For nearly 25 years, he was silent on the subject of slavery. In May 1862 Archbishop Purcell journeyed to Rome. While there, he met Bishop Dupanloup of Orléans, who sharply criticized American slavery. The encounter profoundly influenced Archbishop Purcell, because he “got his Irish up.” Upon his return, he gave a lecture, “Impressions of Europe,” at Pike’s Opera House.
During the lecture, Archbishop Purcell responded to European criticisms of America, arguing that despite its imperfections, the American government was still superior to anything Europe offered. Europeans criticized the discrepancy between the Constitution’s tolerance of slavery and the Declaration of Independence.
Archbishop Purcell said: “…we shall have crushed the rebellion and restored Union and peace, we will revise the Constitution, place this instrument and the Declaration of Independence in harmony with one another…”

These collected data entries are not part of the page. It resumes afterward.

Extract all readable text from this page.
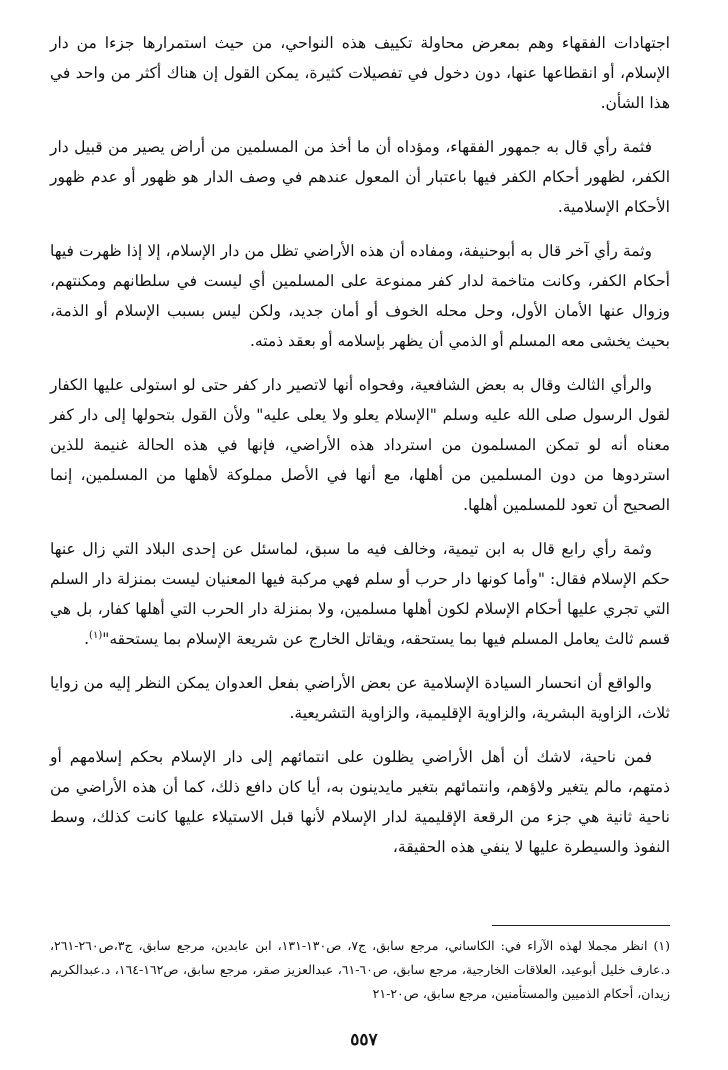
اجتهادات الفقهاء وهم بمعرض محاولة تكييف هذه النواحي، من حيث استمرارها جزءا من دار الإسلام، أو انقطاعها عنها، دون دخول في تفصيلات كثيرة، يمكن القول إن هناك أكثر من واحد في هذا الشأن.

فثمة رأي قال به جمهور الفقهاء، ومؤداه أن ما أخذ من المسلمين من أراض يصير من قبيل دار الكفر، لظهور أحكام الكفر فيها باعتبار أن المعول عندهم في وصف الدار هو ظهور أو عدم ظهور الأحكام الإسلامية.

وثمة رأي آخر قال به أبوحنيفة، ومفاده أن هذه الأراضي تظل من دار الإسلام، إلا إذا ظهرت فيها أحكام الكفر، وكانت متاخمة لدار كفر ممنوعة على المسلمين أي ليست في سلطانهم ومكنتهم، وزوال عنها الأمان الأول، وحل محله الخوف أو أمان جديد، ولكن ليس بسبب الإسلام أو الذمة، بحيث يخشى معه المسلم أو الذمي أن يظهر بإسلامه أو بعقد ذمته.

والرأي الثالث وقال به بعض الشافعية، وفحواه أنها لاتصير دار كفر حتى لو استولى عليها الكفار لقول الرسول صلى الله عليه وسلم "الإسلام يعلو ولا يعلى عليه" ولأن القول بتحولها إلى دار كفر معناه أنه لو تمكن المسلمون من استرداد هذه الأراضي، فإنها في هذه الحالة غنيمة للذين استردوها من دون المسلمين من أهلها، مع أنها في الأصل مملوكة لأهلها من المسلمين، إنما الصحيح أن تعود للمسلمين أهلها.

وثمة رأي رابع قال به ابن تيمية، وخالف فيه ما سبق، لماسئل عن إحدى البلاد التي زال عنها حكم الإسلام فقال: "وأما كونها دار حرب أو سلم فهي مركبة فيها المعنيان ليست بمنزلة دار السلم التي تجري عليها أحكام الإسلام لكون أهلها مسلمين، ولا بمنزلة دار الحرب التي أهلها كفار، بل هي قسم ثالث يعامل المسلم فيها بما يستحقه، ويقاتل الخارج عن شريعة الإسلام بما يستحقه"$^{(١)}$.

والواقع أن انحسار السيادة الإسلامية عن بعض الأراضي بفعل العدوان يمكن النظر إليه من زوايا ثلاث، الزاوية البشرية، والزاوية الإقليمية، والزاوية التشريعية.

فمن ناحية، لاشك أن أهل الأراضي يظلون على انتمائهم إلى دار الإسلام بحكم إسلامهم أو ذمتهم، مالم يتغير ولاؤهم، وانتمائهم بتغير مايدينون به، أيا كان دافع ذلك، كما أن هذه الأراضي من ناحية ثانية هي جزء من الرقعة الإقليمية لدار الإسلام لأنها قبل الاستيلاء عليها كانت كذلك، وسط النفوذ والسيطرة عليها لا ينفي هذه الحقيقة،

(١) انظر مجملا لهذه الآراء في: الكاساني، مرجع سابق، ج٧، ص١٣٠-١٣١، ابن عابدين، مرجع سابق، ج٣،ص٢٦٠-٢٦١، د.عارف خليل أبوعيد، العلاقات الخارجية، مرجع سابق، ص٦٠-٦١، عبدالعزيز صقر، مرجع سابق، ص١٦٢-١٦٤، د.عبدالكريم زيدان، أحكام الذميين والمستأمنين، مرجع سابق، ص٢٠-٢١
٥٥٧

He continued that the South “…kept millions of men in bondage, forbidding them to marry, which St. Paul calls a doctrine of devils, and forbidding them to be educated.”
He showed how the South had been uncompromising and how the North could have declared the slaves emancipated and provided them with arms, but for the sake of humanity refrained. In contrast, the South was “imitating her perfidious friends in Great Britain,” who had persecuted, subjugated and starved Archbishop Purcell’s own people.
His speech drew hostile criticism from Catholic and non-Catholic quarters. Archbishop Purcell prudentially held his tongue, but The Catholic Telegraph began its move from opposition to emancipation to favoring abolition of slavery. The church in Cincinnati began taking a stronger stand in favor of the dignity of the human person. This stand emerged, not from politics but from principle, and from Archbishop Purcell’s sense as an Irishman of solidarity with an oppressed people. The church found her voice to speak up against a great evil.
We are the heirs to that legacy. In history, the church is filled with light and shadows. Archbishop Purcell’s example teaches that in the face of evil, one cannot forever remain silent. In January, people march against the injustice of abortion. Throughout February we remember the contributions made to our country by those once deemed by the courts to be “property.”
Archbishop Purcell reminds us that it is the task of all Catholics to affirm that self-evident truth that “all men are created equal; that they are endowed by their Creator with certain unalienable rights, that among these are the right to life, liberty, and the pursuit of happiness.”
Father Fernandes is an assistant professor of moral theology and dean of Mount St. Mary’s Seminary.